India’s commercial airlines were to cease domestic flights from midnight Tuesday, a civil aviation ministry spokesman said, the latest country to impose tight air travel restrictions. Cargo flights were exempt from the order.
Australia and New Zealand both warned against non-essential domestic travel. Hong Kong, Singapore and Taiwan took steps to ban foreign transit passengers.
The UAE, home to major carriers Emirates [EMIRA.UL] and Etihad Airways, said it would suspend all passenger flights and airport transit for two weeks to help rein in the virus.
The UAE’s decision takes effect in 48 hours, with cargo and emergency evacuation flights exempted. Emirates responded by saying it would temporarily suspend all passenger services for two weeks from March 25.
Singapore Airlines (SIAL.SI) grounded most of its fleet after the Asian city-state banned entry or transit by short-term visitors on Sunday.

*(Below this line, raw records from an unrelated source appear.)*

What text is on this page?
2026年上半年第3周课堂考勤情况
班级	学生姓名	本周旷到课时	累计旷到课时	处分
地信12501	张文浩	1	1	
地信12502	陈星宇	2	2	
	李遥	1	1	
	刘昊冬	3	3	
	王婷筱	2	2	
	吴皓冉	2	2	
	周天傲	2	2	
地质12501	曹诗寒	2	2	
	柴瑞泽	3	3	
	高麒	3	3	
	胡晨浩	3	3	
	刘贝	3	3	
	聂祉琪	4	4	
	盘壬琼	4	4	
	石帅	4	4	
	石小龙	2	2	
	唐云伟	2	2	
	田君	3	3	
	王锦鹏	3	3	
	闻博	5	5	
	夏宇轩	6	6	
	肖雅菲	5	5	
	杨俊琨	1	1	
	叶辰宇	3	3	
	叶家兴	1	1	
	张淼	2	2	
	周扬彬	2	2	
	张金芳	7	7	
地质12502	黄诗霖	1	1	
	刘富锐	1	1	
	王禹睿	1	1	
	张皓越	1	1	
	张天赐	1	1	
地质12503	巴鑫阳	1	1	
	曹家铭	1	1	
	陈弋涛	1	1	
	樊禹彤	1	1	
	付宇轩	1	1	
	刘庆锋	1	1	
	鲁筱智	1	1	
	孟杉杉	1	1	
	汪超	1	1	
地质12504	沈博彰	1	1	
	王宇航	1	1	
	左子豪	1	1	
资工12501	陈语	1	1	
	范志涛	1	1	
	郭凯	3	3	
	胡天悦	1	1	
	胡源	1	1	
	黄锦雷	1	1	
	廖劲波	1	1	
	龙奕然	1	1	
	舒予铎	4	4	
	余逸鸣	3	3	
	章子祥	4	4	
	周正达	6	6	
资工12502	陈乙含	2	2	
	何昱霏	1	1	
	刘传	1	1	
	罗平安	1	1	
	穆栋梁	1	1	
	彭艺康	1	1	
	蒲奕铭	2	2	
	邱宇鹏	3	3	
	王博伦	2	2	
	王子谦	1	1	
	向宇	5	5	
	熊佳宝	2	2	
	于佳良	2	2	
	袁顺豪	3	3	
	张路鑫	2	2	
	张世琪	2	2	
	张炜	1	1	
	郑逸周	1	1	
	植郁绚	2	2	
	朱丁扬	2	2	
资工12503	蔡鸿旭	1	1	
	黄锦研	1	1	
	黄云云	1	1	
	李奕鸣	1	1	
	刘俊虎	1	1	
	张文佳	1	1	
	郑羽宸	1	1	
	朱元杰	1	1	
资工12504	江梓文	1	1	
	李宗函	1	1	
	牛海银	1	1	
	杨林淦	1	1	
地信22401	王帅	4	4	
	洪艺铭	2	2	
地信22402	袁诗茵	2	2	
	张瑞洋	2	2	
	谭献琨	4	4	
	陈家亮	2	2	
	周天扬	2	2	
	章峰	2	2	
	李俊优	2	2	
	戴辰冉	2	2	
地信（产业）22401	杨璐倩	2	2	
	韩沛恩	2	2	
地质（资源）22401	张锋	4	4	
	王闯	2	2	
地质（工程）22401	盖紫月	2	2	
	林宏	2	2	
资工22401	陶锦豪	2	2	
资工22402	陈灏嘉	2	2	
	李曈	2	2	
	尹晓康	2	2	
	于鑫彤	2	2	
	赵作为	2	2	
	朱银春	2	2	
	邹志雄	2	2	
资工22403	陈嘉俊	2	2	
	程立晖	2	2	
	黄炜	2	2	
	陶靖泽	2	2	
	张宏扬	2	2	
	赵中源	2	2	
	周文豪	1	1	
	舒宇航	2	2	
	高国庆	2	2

“This is the greatest challenge in the SIA Group’s existence,” Chief Executive Goh Choon Phong said in a memo to staff. The CEO is, for his part, taking a 30% salary cut from the start of April .
The airline normally relies on connecting passengers from markets such as Australia to Europe and India to North America through its Singapore hub.
Taiwan announced similar travel curbs that will hit China Airlines Ltd (2610.TW) and EVA Airways Corp (2618.TW), which have marketed Taipei as a convenient and affordable transit airport, competing with Hong Kong and Singapore.
In the southern hemisphere, Qantas Airways Ltd (QAN.AX), Virgin Australia Holdings Ltd (VAH.AX) and Air New Zealand Ltd (AIR.NZ) were re-examining schedules after their governments advised against non-essential domestic travel.
Regional Express Holdings Ltd (REX) (REX.AX), which serves remote Australian towns, said it would shut all operations, except some subsidized routes, from April 6, unless governments quickly expressed a willingness to underwrite its losses.
In mainland China, domestic capacity has been rising as some internal curbs are eased, but there are concerns that passengers on international flights could re-import the virus.
China’s aviation regulator said all international flights due to arrive in the capital will be diverted to other airports from Monday.